Amanda and Tyler, who is now her husband, hope that the shop is a comfortable, inspiring place that students can spend time in to do homework, catch up with friends, or get their daily cup of coffee. College students also make a large part of the workforce, cementing a connection to the larger Boston community.
“My husband and I started the business together, but now we are a team of people,” Amanda said. “We have the local college kids who are the baristas, the back-of-house, full-time bakers, pastry chefs and artists, and cake consultants. There is a whole staff now and it is not just me, so I owe a lot of our success to them.”

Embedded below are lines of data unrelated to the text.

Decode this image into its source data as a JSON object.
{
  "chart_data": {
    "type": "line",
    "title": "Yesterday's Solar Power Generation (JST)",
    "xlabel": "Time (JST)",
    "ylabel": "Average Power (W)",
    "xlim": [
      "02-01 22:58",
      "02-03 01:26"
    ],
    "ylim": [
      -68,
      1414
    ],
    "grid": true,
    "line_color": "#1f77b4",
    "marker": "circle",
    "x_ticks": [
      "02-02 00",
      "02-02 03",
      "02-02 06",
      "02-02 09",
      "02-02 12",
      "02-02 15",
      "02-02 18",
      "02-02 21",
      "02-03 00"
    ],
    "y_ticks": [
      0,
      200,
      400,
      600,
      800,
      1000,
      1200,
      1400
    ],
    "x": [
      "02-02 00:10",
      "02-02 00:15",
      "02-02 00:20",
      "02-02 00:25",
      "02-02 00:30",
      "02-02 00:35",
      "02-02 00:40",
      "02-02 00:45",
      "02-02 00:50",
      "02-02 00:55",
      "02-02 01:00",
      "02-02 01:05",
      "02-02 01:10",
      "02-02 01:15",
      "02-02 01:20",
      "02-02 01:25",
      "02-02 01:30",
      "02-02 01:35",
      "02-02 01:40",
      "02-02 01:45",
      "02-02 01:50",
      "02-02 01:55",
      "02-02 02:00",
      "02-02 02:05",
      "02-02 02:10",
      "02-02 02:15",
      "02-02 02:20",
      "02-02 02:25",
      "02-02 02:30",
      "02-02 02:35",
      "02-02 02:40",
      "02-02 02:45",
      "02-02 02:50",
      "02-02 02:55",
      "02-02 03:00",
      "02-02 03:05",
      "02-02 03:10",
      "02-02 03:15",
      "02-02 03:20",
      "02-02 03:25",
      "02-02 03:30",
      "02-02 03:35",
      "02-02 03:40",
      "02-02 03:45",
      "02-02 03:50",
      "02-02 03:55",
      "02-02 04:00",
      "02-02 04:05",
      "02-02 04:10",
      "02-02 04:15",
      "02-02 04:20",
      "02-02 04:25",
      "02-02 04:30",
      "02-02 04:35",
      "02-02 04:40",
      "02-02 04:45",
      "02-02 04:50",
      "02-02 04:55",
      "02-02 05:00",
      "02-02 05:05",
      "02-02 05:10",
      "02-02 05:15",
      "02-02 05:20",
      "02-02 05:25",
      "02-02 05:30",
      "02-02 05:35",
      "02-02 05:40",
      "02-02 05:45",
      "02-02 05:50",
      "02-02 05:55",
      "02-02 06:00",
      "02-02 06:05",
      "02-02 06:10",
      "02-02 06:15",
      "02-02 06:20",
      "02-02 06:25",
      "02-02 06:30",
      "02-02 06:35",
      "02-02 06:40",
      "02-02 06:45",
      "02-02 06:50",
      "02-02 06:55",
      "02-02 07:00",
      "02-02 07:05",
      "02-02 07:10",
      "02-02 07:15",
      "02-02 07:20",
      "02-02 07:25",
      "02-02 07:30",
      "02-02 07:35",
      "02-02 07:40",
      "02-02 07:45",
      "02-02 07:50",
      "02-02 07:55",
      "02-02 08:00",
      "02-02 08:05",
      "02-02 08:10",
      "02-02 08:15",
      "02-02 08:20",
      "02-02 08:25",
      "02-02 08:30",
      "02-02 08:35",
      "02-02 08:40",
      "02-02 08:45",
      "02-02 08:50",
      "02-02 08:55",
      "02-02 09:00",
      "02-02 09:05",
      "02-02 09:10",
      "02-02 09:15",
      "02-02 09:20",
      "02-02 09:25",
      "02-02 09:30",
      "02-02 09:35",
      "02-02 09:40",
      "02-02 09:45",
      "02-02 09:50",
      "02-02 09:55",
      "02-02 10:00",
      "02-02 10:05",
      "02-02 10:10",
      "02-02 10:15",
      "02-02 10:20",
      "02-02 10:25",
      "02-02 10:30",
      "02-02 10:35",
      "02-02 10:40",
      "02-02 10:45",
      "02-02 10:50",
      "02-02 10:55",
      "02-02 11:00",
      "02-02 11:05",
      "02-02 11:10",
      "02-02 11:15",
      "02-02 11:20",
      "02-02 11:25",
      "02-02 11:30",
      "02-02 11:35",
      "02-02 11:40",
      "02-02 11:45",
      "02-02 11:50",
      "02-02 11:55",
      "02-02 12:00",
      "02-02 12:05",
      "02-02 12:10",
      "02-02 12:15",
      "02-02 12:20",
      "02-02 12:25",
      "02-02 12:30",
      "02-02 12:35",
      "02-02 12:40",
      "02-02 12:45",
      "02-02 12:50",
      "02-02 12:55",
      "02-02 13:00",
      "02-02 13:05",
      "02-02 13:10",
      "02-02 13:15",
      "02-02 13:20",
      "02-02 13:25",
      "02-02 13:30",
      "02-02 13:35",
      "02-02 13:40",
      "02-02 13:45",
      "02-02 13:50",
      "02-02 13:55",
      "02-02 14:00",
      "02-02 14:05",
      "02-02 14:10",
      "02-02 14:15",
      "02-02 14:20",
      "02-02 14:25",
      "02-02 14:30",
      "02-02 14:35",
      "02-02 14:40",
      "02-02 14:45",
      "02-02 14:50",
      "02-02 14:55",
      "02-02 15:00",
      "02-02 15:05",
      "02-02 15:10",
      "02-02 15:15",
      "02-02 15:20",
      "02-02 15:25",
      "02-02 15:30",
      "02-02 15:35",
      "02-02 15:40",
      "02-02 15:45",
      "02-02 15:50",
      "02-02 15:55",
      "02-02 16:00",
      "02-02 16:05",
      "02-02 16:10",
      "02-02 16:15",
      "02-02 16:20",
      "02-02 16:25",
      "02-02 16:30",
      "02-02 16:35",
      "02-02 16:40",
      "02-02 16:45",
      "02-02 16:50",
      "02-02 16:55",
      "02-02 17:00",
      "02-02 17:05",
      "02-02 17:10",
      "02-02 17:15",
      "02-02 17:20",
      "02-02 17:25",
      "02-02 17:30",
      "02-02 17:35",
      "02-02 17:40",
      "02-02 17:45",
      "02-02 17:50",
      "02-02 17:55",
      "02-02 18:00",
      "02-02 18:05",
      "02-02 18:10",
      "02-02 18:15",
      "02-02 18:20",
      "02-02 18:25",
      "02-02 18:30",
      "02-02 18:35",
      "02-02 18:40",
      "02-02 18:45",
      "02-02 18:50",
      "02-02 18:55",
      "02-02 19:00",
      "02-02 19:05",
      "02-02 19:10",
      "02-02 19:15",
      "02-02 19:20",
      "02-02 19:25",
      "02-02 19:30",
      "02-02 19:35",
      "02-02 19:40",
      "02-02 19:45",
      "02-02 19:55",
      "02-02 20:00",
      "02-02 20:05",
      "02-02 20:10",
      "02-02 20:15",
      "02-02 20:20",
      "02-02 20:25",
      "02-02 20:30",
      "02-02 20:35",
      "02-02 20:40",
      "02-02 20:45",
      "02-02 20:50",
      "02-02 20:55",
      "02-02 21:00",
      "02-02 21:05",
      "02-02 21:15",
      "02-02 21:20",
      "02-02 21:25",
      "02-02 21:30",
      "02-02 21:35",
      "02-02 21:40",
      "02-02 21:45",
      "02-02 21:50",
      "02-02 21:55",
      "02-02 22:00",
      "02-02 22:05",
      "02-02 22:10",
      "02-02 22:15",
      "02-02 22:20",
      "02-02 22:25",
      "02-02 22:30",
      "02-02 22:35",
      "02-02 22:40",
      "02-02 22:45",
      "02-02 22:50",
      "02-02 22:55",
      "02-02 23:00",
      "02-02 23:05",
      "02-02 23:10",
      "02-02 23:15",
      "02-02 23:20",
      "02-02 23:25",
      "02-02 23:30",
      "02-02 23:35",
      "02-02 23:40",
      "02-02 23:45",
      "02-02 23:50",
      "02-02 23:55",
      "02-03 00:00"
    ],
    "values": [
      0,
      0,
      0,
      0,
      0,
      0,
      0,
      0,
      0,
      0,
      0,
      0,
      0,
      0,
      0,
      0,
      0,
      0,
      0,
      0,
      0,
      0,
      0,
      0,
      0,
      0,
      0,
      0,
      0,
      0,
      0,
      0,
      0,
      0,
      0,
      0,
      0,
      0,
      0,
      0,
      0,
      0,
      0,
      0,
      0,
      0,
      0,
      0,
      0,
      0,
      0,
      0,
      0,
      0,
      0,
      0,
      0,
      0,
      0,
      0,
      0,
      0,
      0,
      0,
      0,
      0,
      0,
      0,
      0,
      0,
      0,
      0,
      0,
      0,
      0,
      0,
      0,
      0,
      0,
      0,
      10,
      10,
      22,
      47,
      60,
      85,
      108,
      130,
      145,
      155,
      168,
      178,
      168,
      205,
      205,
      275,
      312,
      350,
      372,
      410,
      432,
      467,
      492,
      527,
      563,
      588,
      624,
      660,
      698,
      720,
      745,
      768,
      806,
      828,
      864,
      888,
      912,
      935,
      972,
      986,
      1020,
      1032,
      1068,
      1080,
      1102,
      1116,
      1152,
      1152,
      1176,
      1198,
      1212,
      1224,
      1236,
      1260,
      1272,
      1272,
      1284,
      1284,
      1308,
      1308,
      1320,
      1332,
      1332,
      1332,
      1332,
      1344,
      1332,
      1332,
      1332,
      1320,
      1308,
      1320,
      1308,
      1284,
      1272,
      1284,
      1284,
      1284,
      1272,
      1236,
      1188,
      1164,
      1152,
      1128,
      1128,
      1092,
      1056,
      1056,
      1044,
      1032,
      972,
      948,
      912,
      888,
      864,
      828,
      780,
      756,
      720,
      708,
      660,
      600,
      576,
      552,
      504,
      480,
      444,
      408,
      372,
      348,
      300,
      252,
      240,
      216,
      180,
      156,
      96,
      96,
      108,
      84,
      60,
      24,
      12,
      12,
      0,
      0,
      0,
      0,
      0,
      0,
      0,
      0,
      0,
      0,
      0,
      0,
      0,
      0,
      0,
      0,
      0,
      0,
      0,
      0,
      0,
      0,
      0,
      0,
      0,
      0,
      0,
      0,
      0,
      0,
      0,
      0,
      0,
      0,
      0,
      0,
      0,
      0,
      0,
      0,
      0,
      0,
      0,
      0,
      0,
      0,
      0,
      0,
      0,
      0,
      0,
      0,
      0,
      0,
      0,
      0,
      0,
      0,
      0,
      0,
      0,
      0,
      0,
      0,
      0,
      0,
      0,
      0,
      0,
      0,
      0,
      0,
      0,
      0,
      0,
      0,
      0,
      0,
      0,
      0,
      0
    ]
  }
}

Today, you can find coffee chains in almost every neighborhood of Boston. What separates Oakleaf from the rest is that they are a resilient bake shop that stays true to the student population and its community.
“We want to show customers that we are real people,” Amanda said.
Amanda shared that she wants customers to feel welcomed and accepted when they are in the bake shop. She also wants every single customer to leave with the best experience possible. This especially means welcoming feedback and recommendations of items that they would like to see on the menu.
Like many other restaurants and coffee shops, Oakleaf was forced to close its cafe doors during the beginning of the pandemic. It was fortunate to keep up private cake orders for families in need of small celebratory treats while in lockdown, but it still wasn’t the same. Amanda and her team were lucky to have had emergency funds saved, as well as the government-funded PPP loan to stay afloat.
“We shifted most things online so people could pre-order to pick them up,” Amanda said. “Most of our business is custom cake orders, like wedding cakes and large corporate orders. The café was doing pretty well before COVID, but then we lost all of the Symphony Hall guests because events were no longer taking place there regularly.”
Fast forward two years later, Oakleaf is back on its feet, focusing on custom cake orders and catering private events. Amanda and Tyler hope to re-launch their cake decorating classes post-pandemic, because they believe that it truly shows customers a deeper appreciation for the art of baking.
Running a shop today is very different from how it was when Amanda started 14 years ago. Amanda shared that no day looks the same. Her advice for upcoming entrepreneurs is when things get tough, it is important to tap into your “why.” Amanda believes that knowing “your why behind the what” and leaning on your team members are the keys to success.
“Don’t let your lack of expertise scare you away,” Amanda said. “Some on-the-job-training will happen. You’re capable of more than you realize right now, and don’t be afraid to put in the hustle.”